Dalle giornate di formazione per i confratelli, tenute presso Casa Faci, Pastoral Consueling
Il perdono è al centro della preghiera: senza perdono non c’è preghiera. Gesù ci esortò ad essere in pace con i fratelli, prima di accostarci a Lui.
Perdonare, però, non è un’azione che si deve rivolgere solo agli altri: gli psicologi confermano che prima di tutto occorre perdonare e saper perdonare sé stessi.
Perdonare, come sappiamo, non significa dimenticare, ma il ricordare non deve contenere astio o motivo di rivalsa.
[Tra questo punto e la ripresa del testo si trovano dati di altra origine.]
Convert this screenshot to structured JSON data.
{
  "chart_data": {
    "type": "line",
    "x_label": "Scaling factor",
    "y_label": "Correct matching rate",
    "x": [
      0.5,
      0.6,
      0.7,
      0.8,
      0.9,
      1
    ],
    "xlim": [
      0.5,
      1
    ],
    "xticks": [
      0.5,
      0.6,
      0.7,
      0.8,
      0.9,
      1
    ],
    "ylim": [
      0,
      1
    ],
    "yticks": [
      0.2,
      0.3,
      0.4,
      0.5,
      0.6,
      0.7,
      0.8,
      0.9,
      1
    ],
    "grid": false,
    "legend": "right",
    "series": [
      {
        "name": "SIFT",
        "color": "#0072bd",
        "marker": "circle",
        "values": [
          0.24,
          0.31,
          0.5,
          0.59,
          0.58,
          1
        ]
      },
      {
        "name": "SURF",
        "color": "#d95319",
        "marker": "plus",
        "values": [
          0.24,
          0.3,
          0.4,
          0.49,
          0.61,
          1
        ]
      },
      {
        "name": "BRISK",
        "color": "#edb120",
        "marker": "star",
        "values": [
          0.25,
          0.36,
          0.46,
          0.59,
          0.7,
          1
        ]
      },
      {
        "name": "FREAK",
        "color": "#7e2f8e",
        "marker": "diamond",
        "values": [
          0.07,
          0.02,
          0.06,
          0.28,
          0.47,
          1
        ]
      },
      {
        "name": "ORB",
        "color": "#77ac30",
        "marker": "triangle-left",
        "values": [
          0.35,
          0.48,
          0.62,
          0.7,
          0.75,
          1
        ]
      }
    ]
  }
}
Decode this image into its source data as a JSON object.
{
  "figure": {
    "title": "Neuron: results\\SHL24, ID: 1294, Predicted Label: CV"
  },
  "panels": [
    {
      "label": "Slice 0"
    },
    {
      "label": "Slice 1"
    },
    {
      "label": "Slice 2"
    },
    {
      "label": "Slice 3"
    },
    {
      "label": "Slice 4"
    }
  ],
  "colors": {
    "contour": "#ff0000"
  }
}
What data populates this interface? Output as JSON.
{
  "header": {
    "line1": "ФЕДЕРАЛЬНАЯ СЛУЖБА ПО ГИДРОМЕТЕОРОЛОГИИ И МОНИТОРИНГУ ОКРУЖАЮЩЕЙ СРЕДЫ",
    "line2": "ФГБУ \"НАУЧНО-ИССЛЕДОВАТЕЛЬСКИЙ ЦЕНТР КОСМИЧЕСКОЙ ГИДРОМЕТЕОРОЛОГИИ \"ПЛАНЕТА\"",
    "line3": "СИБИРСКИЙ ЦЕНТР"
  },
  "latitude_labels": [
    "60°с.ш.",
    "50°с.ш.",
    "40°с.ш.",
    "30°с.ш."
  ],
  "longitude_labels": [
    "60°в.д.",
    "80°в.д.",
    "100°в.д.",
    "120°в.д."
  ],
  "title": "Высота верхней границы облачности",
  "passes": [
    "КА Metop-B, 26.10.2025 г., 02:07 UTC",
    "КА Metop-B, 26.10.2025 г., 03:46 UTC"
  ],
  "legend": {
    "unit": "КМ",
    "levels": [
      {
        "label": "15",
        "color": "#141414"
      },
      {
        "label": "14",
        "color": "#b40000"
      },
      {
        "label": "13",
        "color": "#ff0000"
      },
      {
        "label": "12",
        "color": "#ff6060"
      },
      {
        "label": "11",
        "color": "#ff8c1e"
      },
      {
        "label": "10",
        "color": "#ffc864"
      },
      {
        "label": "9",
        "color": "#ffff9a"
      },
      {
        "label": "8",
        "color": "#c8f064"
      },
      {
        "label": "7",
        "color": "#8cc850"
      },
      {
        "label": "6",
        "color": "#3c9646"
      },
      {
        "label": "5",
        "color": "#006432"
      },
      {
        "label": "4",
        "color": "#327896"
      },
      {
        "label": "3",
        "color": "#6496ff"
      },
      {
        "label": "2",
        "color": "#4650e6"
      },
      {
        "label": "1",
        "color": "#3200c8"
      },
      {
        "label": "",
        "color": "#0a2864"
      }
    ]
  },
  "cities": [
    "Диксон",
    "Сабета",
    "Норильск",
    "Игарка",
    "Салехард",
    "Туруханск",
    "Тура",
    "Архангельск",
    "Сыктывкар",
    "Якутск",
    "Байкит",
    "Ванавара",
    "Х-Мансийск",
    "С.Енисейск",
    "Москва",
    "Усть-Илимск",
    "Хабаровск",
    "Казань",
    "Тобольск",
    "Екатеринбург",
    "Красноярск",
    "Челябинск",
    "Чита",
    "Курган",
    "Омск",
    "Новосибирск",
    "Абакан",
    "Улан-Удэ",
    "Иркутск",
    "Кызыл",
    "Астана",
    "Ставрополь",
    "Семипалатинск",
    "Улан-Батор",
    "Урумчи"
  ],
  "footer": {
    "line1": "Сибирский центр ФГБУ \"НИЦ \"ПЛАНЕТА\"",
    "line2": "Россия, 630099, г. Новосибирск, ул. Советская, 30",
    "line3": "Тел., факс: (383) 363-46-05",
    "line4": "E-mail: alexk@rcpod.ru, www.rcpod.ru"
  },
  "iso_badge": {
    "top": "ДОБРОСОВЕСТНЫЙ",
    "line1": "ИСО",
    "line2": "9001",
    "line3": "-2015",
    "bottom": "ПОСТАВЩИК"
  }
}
Spesso siamo complici di noi stessi e dunque “furbetti”: cadiamo nella trappola che noi stessi tendiamo alla nostra coscienza.
Ancora gli psicologi ci vengono in aiuto per individuare quattro pericoli fondamentali:
Negazione del male
Tendiamo a minimizzare ciò che abbiamo fatto di male, creando delle tesi che ci portano a convincerci che l’azione fatta non è stata cattiva.
Giustificazione
È simile alla precedente, ma in questo caso riconosciamo l’azione cattiva cercando di spiegarla in modo da essere in qualche modo scusati.
Proiezione del male su altri o altro
Anche qui rifiutiamo di riconoscere il peccato. Anzi, cerchiamo di trasferire la colpa di ciò che è successo su altre persone o su circostanze: non siamo cattivi, ma siamo stati costretti!
Reazione violenta
Si verifica quando non siamo pronti a opporre dei motivi immediati per assolverci, e allora scatta la rabbia. Avviene anche quando ci convinciamo così a fondo di essere nel giusto che non ci spieghiamo perché non ci diano ragione.
Tutte queste circostanze e questi démoni della mente vanno eliminati per pregare in modo corretto e sincero.